Bonding works on similar principles, but is not quite the same, as grounding. Strictly speaking, bonding is the process of connecting metal materials to lower the potential (voltage they can carry) between them. The difference in potential is what causes electrical shock or damage.
Mark C. Ode, writing for Electrical Contractor magazine, puts it this way: “The main purpose of this bond is to ensure that the metal water pipe is at the same zero voltage to ground as the service grounded conductor. A secondary purpose is to ensure that there is a path back to the service for electrical current flow if the metal water pipe becomes energized.”
This is not a technical definition, but you could say that bonding is the process of leveling the electrical playing field.
Metal pipes of any application, that do not go to ground themselves, are bonded so that should they pick up current, electricity won’t suddenly enter an isolated system. Current running through unbonded or ungrounded metal poses substantial danger…as we all learned in elementary school. Bonding is usually achieved by securely attaching a wire to the piping on one end and the grounding bus in the electrical panel on the other. When it comes to gas piping specifically, the wire-to-pipe connection is usually on the house side of the meter, itself an exterior, grounded component.
If we pan back a little, dramatic shifts in our understanding of certain building materials are not unknown. Once upon a time, lead was used for piping and asbestos for insulation. More recently, polybutylene water piping was touted for its flexibility and easy price tag; then we found out that it is prone to leakage. Periodically the building industry moves away from or modifies materials based on their performance in the field. Plumbers don’t use polybutylene anymore, but do use cross-linked polyethylene (PEX) which has many of the same physical properties. Likewise, it has been reported that new CSST-like gas piping is coming out that is slightly less flexible but is heavier gauge and has a thicker jacket on the outside – AND gas piping is now routinely bonded.
Bonding all gas piping:
In the course of my work, I recommend bonding for every house with gas or propane service even if it has black iron or copper piping.
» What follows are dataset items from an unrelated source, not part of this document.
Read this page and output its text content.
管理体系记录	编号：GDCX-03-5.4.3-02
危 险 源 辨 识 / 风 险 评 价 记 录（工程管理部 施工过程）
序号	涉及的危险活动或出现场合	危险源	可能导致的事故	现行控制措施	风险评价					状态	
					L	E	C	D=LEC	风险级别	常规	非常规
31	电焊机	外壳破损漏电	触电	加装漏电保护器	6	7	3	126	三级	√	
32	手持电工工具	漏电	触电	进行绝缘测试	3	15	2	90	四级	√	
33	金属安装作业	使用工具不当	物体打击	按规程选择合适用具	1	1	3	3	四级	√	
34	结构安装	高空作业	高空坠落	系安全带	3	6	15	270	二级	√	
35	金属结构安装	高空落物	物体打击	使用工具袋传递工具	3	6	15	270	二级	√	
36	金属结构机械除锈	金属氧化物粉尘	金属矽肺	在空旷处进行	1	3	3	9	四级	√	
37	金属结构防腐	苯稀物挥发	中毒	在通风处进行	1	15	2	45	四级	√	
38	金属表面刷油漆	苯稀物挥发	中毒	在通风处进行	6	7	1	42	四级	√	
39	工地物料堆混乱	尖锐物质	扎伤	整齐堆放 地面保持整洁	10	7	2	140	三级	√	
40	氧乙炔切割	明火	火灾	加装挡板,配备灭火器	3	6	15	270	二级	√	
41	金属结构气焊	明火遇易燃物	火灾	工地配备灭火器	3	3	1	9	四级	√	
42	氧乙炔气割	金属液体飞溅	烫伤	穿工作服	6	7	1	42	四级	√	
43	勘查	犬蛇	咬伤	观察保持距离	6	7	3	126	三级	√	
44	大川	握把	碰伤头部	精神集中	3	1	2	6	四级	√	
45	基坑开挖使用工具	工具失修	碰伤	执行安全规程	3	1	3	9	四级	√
It makes the house safer, that’s why. Yes, black iron is less prone the rupture, but it isn’t perfect either.
It’s not unreasonable to make a comparison to smoke detectors. The classic 9-volt powered smoke detector didn’t really take off until the late 60s – early 70s, but millions of older homes across the country have been retrofitted with them. In Virginia, new homes are required to have smoke detectors installed in them at the time of construction, but hypothetically you can buy an old home without smoke detectors and leave it that way. This would, of course, be a terrible idea. Still, no law requires the installation of smoke detectors in a home that never had them.
So too, bonding gas lines adds a level of safety that, from the perspective of someone who looks at houses every day, is worth it.
Ian Fleming’s character, as it turns out, is dramatically different than the one he originally intended. Sure, amazing things happen to James Bond, but the character we know now is just as extraordinary as his adventures. CSST too was intended, as many building materials are, to be forgettable. And while certainly not entertaining, what it has undergone in the field has changed how we understand and treat it.
 Drinking martinis is not, in term of electrical safety, not a legitimate form of bonding.
 Ode, Mark C. “Bonding Water Piping.” Contractor: Power and Integrated Building Systems, July 2002, www.ecmag.com/section/systems/bonding-water-piping. Accessed 5 Aug. 2017.